Currently, there is no FDA-approved treatment for nocturia or nocturnal polyuria. Desmopressin, in a tablet formulation, is approved in the United States for treating central diabetes insipidus and nocturnal enuresis in children and is occasionally used off-label for patients with nocturia. It is also approved for preventing bleeding in patients with hemophilia A or type 1 von Willebrand’s disease with a subcutaneous injection or nasal spray formulation.
The 25-mcg and the 50-mcg doses of the desmopressin orally disintegrating tablet are equivalent to the 42-mcg and 83-mcg doses of the desmopressin tablet, respectively, according to the FDA.
The orally disintegrating tablet formulation of desmopressin was approved in Canada in 2014 as a treatment for nocturia due to nocturnal polyuria at the same doses were proposed for approval in the United States. Higher doses have been approved in more than 65 countries).
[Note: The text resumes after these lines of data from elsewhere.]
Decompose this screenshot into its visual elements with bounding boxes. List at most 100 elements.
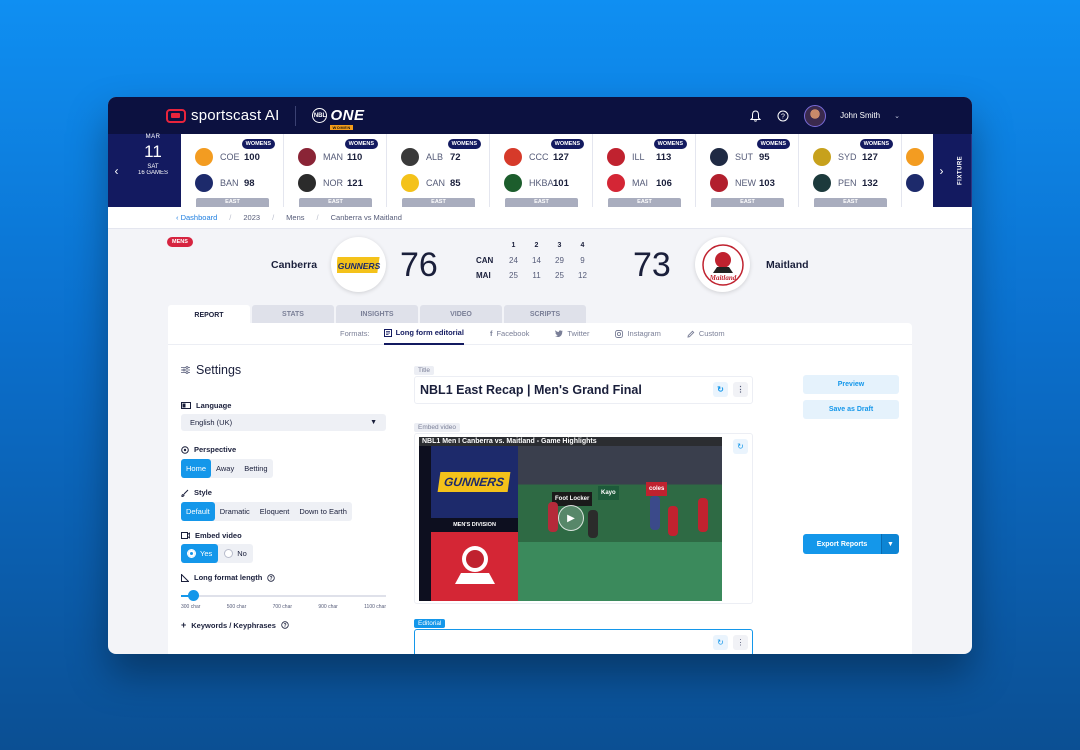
team-logo <box>906 174 924 192</box>
video-ad-board: coles <box>646 482 668 496</box>
style-dramatic[interactable]: Dramatic <box>215 502 255 521</box>
title-value[interactable]: NBL1 East Recap | Men's Grand Final <box>420 383 642 397</box>
chevron-left-icon[interactable]: ‹ <box>108 134 125 207</box>
breadcrumb-item-category[interactable]: Mens <box>286 213 304 222</box>
video-division-label: MEN'S DIVISION <box>453 522 496 528</box>
fixture-game-card[interactable]: WOMENS MAN 110 NOR 121 EAST <box>284 134 387 207</box>
fixture-away-row: CAN 85 <box>387 170 489 196</box>
breadcrumb-item-year[interactable]: 2023 <box>243 213 260 222</box>
refresh-icon[interactable]: ↻ <box>733 439 748 454</box>
tab-stats[interactable]: STATS <box>252 305 334 323</box>
report-panel: Formats: Long form editorial f Facebook … <box>168 323 912 654</box>
fixture-away-row: BAN 98 <box>181 170 283 196</box>
womens-badge: WOMENS <box>447 139 481 149</box>
team-score: 103 <box>759 177 775 189</box>
team-score: 132 <box>862 177 878 189</box>
refresh-icon[interactable]: ↻ <box>713 382 728 397</box>
league-logo-text: ONE WOMEN <box>330 107 365 130</box>
quarter-team: CAN <box>476 256 494 265</box>
more-icon[interactable]: ⋮ <box>733 382 748 397</box>
topbar-divider <box>295 105 297 126</box>
conference-label: EAST <box>608 198 681 207</box>
export-reports-button[interactable]: Export Reports <box>803 534 881 554</box>
away-team-name: Maitland <box>766 259 809 271</box>
fixture-date-card[interactable]: MAR 11 SAT 16 GAMES <box>125 134 181 207</box>
embed-video-field: NBL1 Men I Canberra vs. Maitland - Game … <box>414 433 753 604</box>
team-abbr: NOR <box>323 178 343 188</box>
keywords-label[interactable]: + Keywords / Keyphrases ? <box>181 620 386 630</box>
pencil-icon <box>687 330 695 338</box>
editorial-field[interactable]: ↻ ⋮ <box>414 629 753 654</box>
format-facebook[interactable]: f Facebook <box>490 323 529 345</box>
chevron-down-icon[interactable]: ⌄ <box>894 112 900 120</box>
fixture-game-card[interactable]: WOMENS SYD 127 PEN 132 EAST <box>799 134 902 207</box>
help-icon[interactable]: ? <box>776 109 790 123</box>
format-custom[interactable]: Custom <box>687 323 725 345</box>
embed-actions: ↻ <box>733 439 748 454</box>
caret-down-icon[interactable]: ▼ <box>881 534 899 554</box>
preview-button[interactable]: Preview <box>803 375 899 394</box>
embed-yes-radio[interactable]: Yes <box>181 544 219 563</box>
style-default[interactable]: Default <box>181 502 215 521</box>
perspective-betting[interactable]: Betting <box>239 459 272 478</box>
info-icon[interactable]: ? <box>281 621 289 629</box>
length-slider[interactable] <box>181 590 386 602</box>
language-select[interactable]: English (UK) ▼ <box>181 414 386 431</box>
video-player[interactable]: NBL1 Men I Canberra vs. Maitland - Game … <box>419 437 722 601</box>
home-score: 76 <box>400 246 438 284</box>
format-label: Instagram <box>627 329 661 338</box>
fixture-game-card[interactable]: WOMENS COE 100 BAN 98 EAST <box>181 134 284 207</box>
brand-logo[interactable]: sportscast AI <box>166 107 279 124</box>
radio-dot <box>224 549 234 558</box>
chevron-right-icon[interactable]: › <box>933 134 950 207</box>
more-icon[interactable]: ⋮ <box>733 635 748 650</box>
perspective-away[interactable]: Away <box>211 459 239 478</box>
refresh-icon[interactable]: ↻ <box>713 635 728 650</box>
team-abbr: MAI <box>632 178 649 188</box>
quarter-score: 25 <box>509 271 518 280</box>
style-down-to-earth[interactable]: Down to Earth <box>294 502 352 521</box>
user-name[interactable]: John Smith <box>840 111 880 120</box>
avatar[interactable] <box>804 104 827 127</box>
embed-no-radio[interactable]: No <box>218 544 253 563</box>
fixture-game-card[interactable]: WOMENS CCC 127 HKBA 101 EAST <box>490 134 593 207</box>
womens-badge: WOMENS <box>550 139 584 149</box>
fixture-game-card[interactable]: WOMENS ALB 72 CAN 85 EAST <box>387 134 490 207</box>
fixture-game-card[interactable]: WOMENS ILL 113 MAI 106 EAST <box>593 134 696 207</box>
style-eloquent[interactable]: Eloquent <box>255 502 295 521</box>
tab-insights[interactable]: INSIGHTS <box>336 305 418 323</box>
team-score: 127 <box>553 151 569 163</box>
breadcrumb-item-match: Canberra vs Maitland <box>330 213 402 222</box>
slider-thumb[interactable] <box>188 590 200 601</box>
bell-icon[interactable] <box>748 109 762 123</box>
fixture-game-card-partial[interactable] <box>902 134 924 207</box>
tab-scripts[interactable]: SCRIPTS <box>504 305 586 323</box>
fixture-game-card[interactable]: WOMENS SUT 95 NEW 103 EAST <box>696 134 799 207</box>
format-instagram[interactable]: Instagram <box>615 323 661 345</box>
team-score: 95 <box>759 151 770 163</box>
format-long-form[interactable]: Long form editorial <box>383 323 464 345</box>
breadcrumb-back-link[interactable]: ‹ Dashboard <box>176 213 217 222</box>
editorial-field-tag: Editorial <box>414 619 446 628</box>
tab-video[interactable]: VIDEO <box>420 305 502 323</box>
team-logo <box>298 174 316 192</box>
title-field[interactable]: NBL1 East Recap | Men's Grand Final ↻ ⋮ <box>414 376 753 404</box>
basketball-icon: NBL <box>312 108 328 123</box>
tab-report[interactable]: REPORT <box>168 305 250 325</box>
quarter-score: 29 <box>555 256 564 265</box>
team-abbr: HKBA <box>529 178 554 188</box>
quarter-header: 1 <box>511 242 516 249</box>
fixture-tab[interactable]: FIXTURE <box>950 134 972 207</box>
video-player-figure <box>588 510 598 538</box>
length-label: Long format length ? <box>181 573 386 582</box>
save-draft-button[interactable]: Save as Draft <box>803 400 899 419</box>
conference-label: EAST <box>402 198 475 207</box>
perspective-label: Perspective <box>181 445 386 454</box>
team-score: 127 <box>862 151 878 163</box>
video-player-figure <box>668 506 678 536</box>
format-twitter[interactable]: Twitter <box>555 323 589 345</box>
ruler-icon <box>181 573 189 582</box>
perspective-home[interactable]: Home <box>181 459 212 478</box>
info-icon[interactable]: ? <box>267 573 276 582</box>
play-icon[interactable]: ▶ <box>558 505 584 531</box>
The FDA usually follows the recommendations of its advisory panels.
In a statement issued after the meeting, Dr. Paul Korner, senior vice president for U.S. development at Ferring, said, “We look forward to working with the FDA to ensure it has the data needed to complete its evaluation of the safety and efficacy of this medication.”
The FDA is expected to make a decision during the first quarter of 2015, according to the company.
FDA panelists were cleared of conflicts.